Ein besonderes Problem ist die verbreitete Unkenntnis über die Aufgabengebiete und Betätigungsfelder der Technischen Universitäten. Der rasche Zuwachs an immer komplexerem Wissen in ihren Disziplinen hat floskelhafte Kodierungen und Fachsprachen hervorgebracht, die sogar die Kommunikation der Wissenschaftler verschiedener Sparten untereinander erschweren oder verhindern. Die Spezialisten müssen wieder dialogfähig werden; zudem sollte verstärkte Öffentlichkeitsarbeit die gesellschaftliche Akzeptanz dieser Hochschulen fördern, die nach wie vor Eminentes für die industrielle Zivilisation leisten.
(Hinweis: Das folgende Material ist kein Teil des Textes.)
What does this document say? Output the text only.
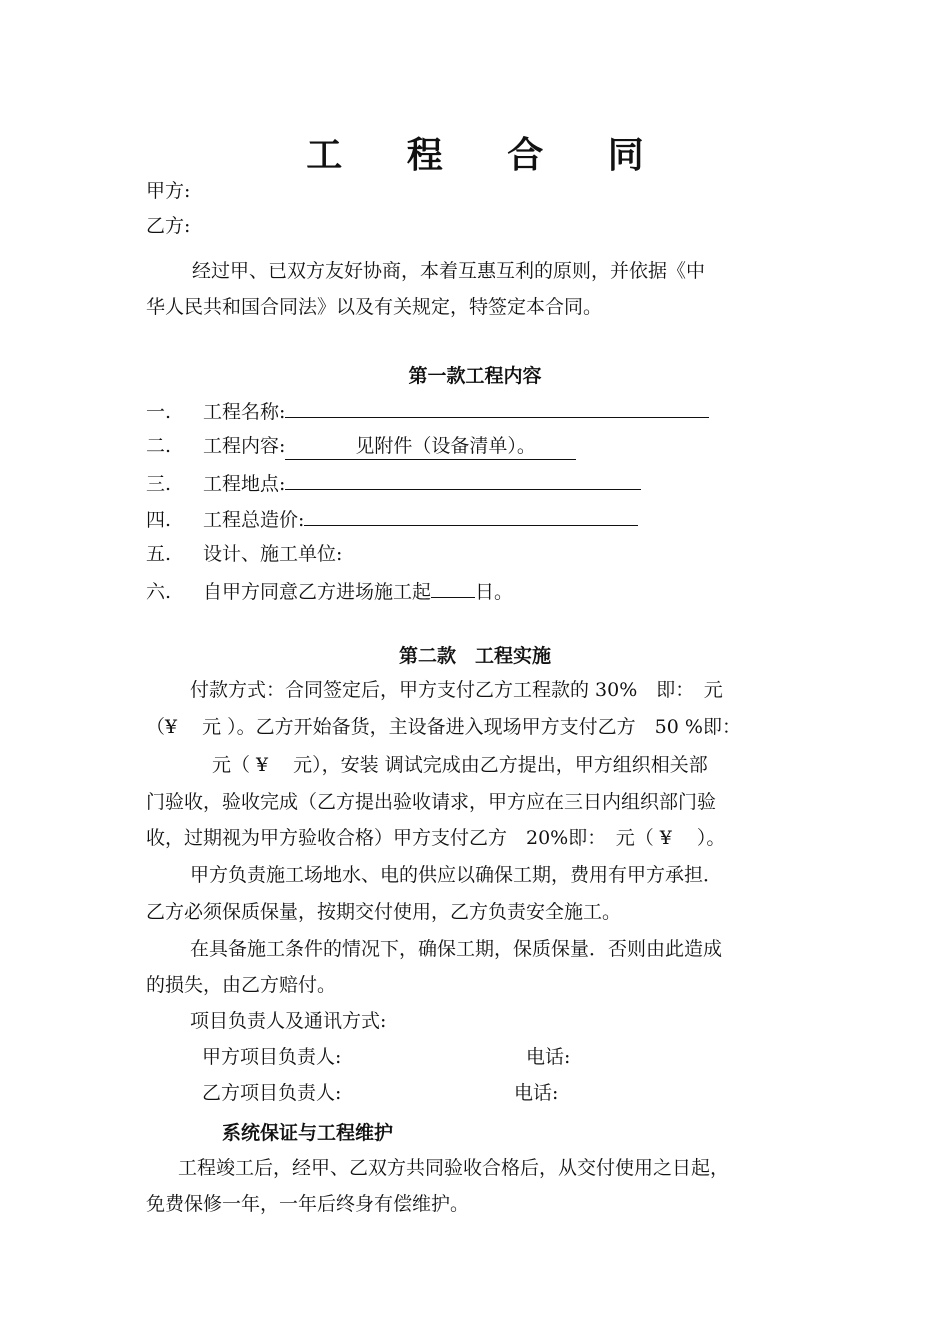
工 程 合 同
甲方:
乙方:
经过甲、已双方友好协商，本着互惠互利的原则，并依据《中
华人民共和国合同法》以及有关规定，特签定本合同。
第一款工程内容
一. 工程名称:
二. 工程内容:	见附件（设备清单）。
三. 工程地点:
四. 工程总造价:
五. 设计、施工单位:
六. 自甲方同意乙方进场施工起 日。
第二款　工程实施
付款方式：合同签定后，甲方支付乙方工程款的 30%　即：　元
（¥　 元 ）。乙方开始备货，主设备进入现场甲方支付乙方　50 %即：
元（ ¥　 元），安装 调试完成由乙方提出，甲方组织相关部
门验收，验收完成（乙方提出验收请求，甲方应在三日内组织部门验
收，过期视为甲方验收合格）甲方支付乙方　20%即：　元（ ¥　 ）。
甲方负责施工场地水、电的供应以确保工期，费用有甲方承担．
乙方必须保质保量，按期交付使用，乙方负责安全施工。
在具备施工条件的情况下，确保工期，保质保量．否则由此造成
的损失，由乙方赔付。
项目负责人及通讯方式:
甲方项目负责人:	电话:
乙方项目负责人:	电话:
系统保证与工程维护
工程竣工后，经甲、乙双方共同验收合格后，从交付使用之日起，
免费保修一年，一年后终身有偿维护。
Der Anspruch der Universitäten auf einen Freiraum – auf die Unabhängigkeit von Forschung und Lehre – läßt sich nur dann rechtfertigen, wenn sie sich einer regelmäßigen Evaluation unterziehen. Finanzmittel für ihre Forschung sind künftig stärker als bisher an eine solche Qualitätsbewertung zu binden, wie das bei der Einwerbung von Drittmitteln schon lange gang und gäbe ist.
Dr. Spur ist emeritierter Professor für Werkzeugmaschinen und Fertigungstechnik der Technischen Universität Berlin. Er leitete dort das Institut für Werkzeugmaschinen und Fabrikbetrieb sowie das Fraunhofer-Institut für Produktionsanlagen und Konstruktionstechnik. Zudem war er von 1991 bis 1996 Gründungsrektor der Brandenburgischen Technischen Universität Cottbus. Er ist Mitglied in zahlreichen wissenschaftlichen Institutionen und Akademien. Von den Universitäten Löwen, Chemnitz, Prag und Cottbus, der Stankin-Universität Moskau und dem Institut für Technologie in Beijing erhielt er die Ehrendoktorwürde; von der Tongji-Universität in Shanghai die Ehrenprofessur.